Elephants live for approximately 60 years and have a large brain capacity. They are intelligent animals and information necessary for survival such as the presence of water holes in times of drought is carried in the memories of the older members of a herd.
An elephant's life span, apart from poaching and other unnatural forms of death, is governed by its 6 sets of molars. As one set is worn down it is replaced by another set. This appears to be every 10 years. This process continues until all 6 sets have been worn down, in which case the animal can no longer chew its food and will starve to death.
Visitors to Mala Mala will have noticed a substantial change in elephant numbers over the past fourteen years. In 1950, a fence was erected around the Kruger National Park, including its border with Mala Mala. This was a 6-strand barbed wire fence, purely to keep animals from mixing with domestic stock and thereby transmitting diseases. Between 1950 and 1993, when the fence was taken down, only male elephants were seen on Mala Mala. The reason for this is surely that females balked at bringing their calves across or through this obstacle. Male elephants in this area tend very much to be found in a state of orbit around the herds, either joining or leaving them, and since there were no herds on the property, the number of males coming across was very small. On average there would be one male elephant found on the property at any one time, at most three.
Since the fence was taken down, herds of females with their calves started being seen. Their numbers were initially very low as they explored this hitherto unavailable tract of land, but over about seven years built up to the point that there may be up to 500 elephants on the property at a time.
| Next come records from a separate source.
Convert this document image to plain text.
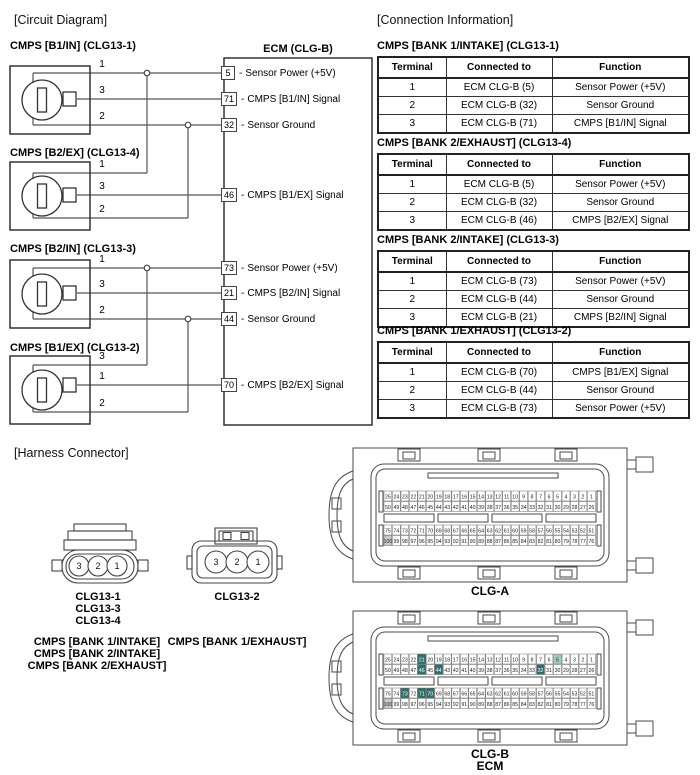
[Circuit Diagram]	[Connection Information]
[Harness Connector]
ECM (CLG-B)
CMPS [B1/IN] (CLG13-1)
CMPS [B2/EX] (CLG13-4)
CMPS [B2/IN] (CLG13-3)
CMPS [B1/EX] (CLG13-2)
1
3
2
1
3
2
1
3
2
3
1
2
5 - Sensor Power (+5V)
71 - CMPS [B1/IN] Signal
32 - Sensor Ground
46 - CMPS [B1/EX] Signal
73 - Sensor Power (+5V)
21 - CMPS [B2/IN] Signal
44 - Sensor Ground
70 - CMPS [B2/EX] Signal
CMPS [BANK 1/INTAKE] (CLG13-1)
Terminal	Connected to	Function
1	ECM CLG-B (5)	Sensor Power (+5V)
2	ECM CLG-B (32)	Sensor Ground
3	ECM CLG-B (71)	CMPS [B1/IN] Signal
CMPS [BANK 2/EXHAUST] (CLG13-4)
Terminal	Connected to	Function
1	ECM CLG-B (5)	Sensor Power (+5V)
2	ECM CLG-B (32)	Sensor Ground
3	ECM CLG-B (46)	CMPS [B2/EX] Signal
CMPS [BANK 2/INTAKE] (CLG13-3)
Terminal	Connected to	Function
1	ECM CLG-B (73)	Sensor Power (+5V)
2	ECM CLG-B (44)	Sensor Ground
3	ECM CLG-B (21)	CMPS [B2/IN] Signal
CMPS [BANK 1/EXHAUST] (CLG13-2)
Terminal	Connected to	Function
1	ECM CLG-B (70)	CMPS [B1/EX] Signal
2	ECM CLG-B (44)	Sensor Ground
3	ECM CLG-B (73)	Sensor Power (+5V)
3 2 1	3 2 1
CLG13-1
CLG13-3
CLG13-4
CLG13-2
CMPS [BANK 1/INTAKE]
CMPS [BANK 2/INTAKE]
CMPS [BANK 2/EXHAUST]
CMPS [BANK 1/EXHAUST]
25 24 23 22 21 20 19 18 17 16 15 14 13 12 11 10 9 8 7 6 5 4 3 2 1
50 49 48 47 46 45 44 43 42 41 40 39 38 37 36 35 34 33 32 31 30 29 28 27 26
75 74 73 72 71 70 69 68 67 66 65 64 63 62 61 60 59 58 57 56 55 54 53 52 51
100 99 98 97 96 95 94 93 92 91 90 89 88 87 86 85 84 83 82 81 80 79 78 77 76
CLG-A
25 24 23 22 21 20 19 18 17 16 15 14 13 12 11 10 9 8 7 6 5 4 3 2 1
50 49 48 47 46 45 44 43 42 41 40 39 38 37 36 35 34 33 32 31 30 29 28 27 26
75 74 73 72 71 70 69 68 67 66 65 64 63 62 61 60 59 58 57 56 55 54 53 52 51
100 99 98 97 96 95 94 93 92 91 90 89 88 87 86 85 84 83 82 81 80 79 78 77 76
CLG-B
ECM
Perhaps owing to the fact that it is new terrain to them, the density of elephants on the MalaMala Game Reserve and surrounding the Sabi Sand Wildtuin is far higher than that within the Kruger Park as a whole, and this clearly has consequences for the environment.
Curiously, the increased number of elephants has not resulted in an increase in camp depredations. Nocturnal incursions into the camps used to be a regular feature before 1993, to the consequent grief of the trees and larger pot plants within. Visitors to MalaMala in the 80’s and early 90’s will doubtless remember an inveterate criminal who raided the camps on a regular basis. There were many tales of his exploits, but the most curious was the gate that was built for him at the old Harry’s Huts on Toulon. In exiting the camp after molesting the magnificent Strangler Fig that was the centerpiece of this camp he broke through the reed wall. The camp manager that that time, ventured the opinion based on numerous observations that the elephant did not wish to be destructive but there was no other exit. So he built an elephant-size aperture the next time the wall was rebuilt (with a staggered screen so that it did not look as though there was a hole in it), and ever thereafter the elephant made use of his doorway.
One of the current, recognized big tuskers of the Kruger National park is a frequent visitor to Mala-mala and goes by the name of Muluane. He is one of a few individuals who has been seen to rest his head on his tusks while remaining completely upright when sleeping. Sadly, his slave tusk (the one used for work, much like a person’s dominant hand) had recently broken towards the last third of the ivory and seems to contribute to some discomfort for the old bull. He is usually accompanied by a younger bull (known as an askari) whenever he roams through MalaMala.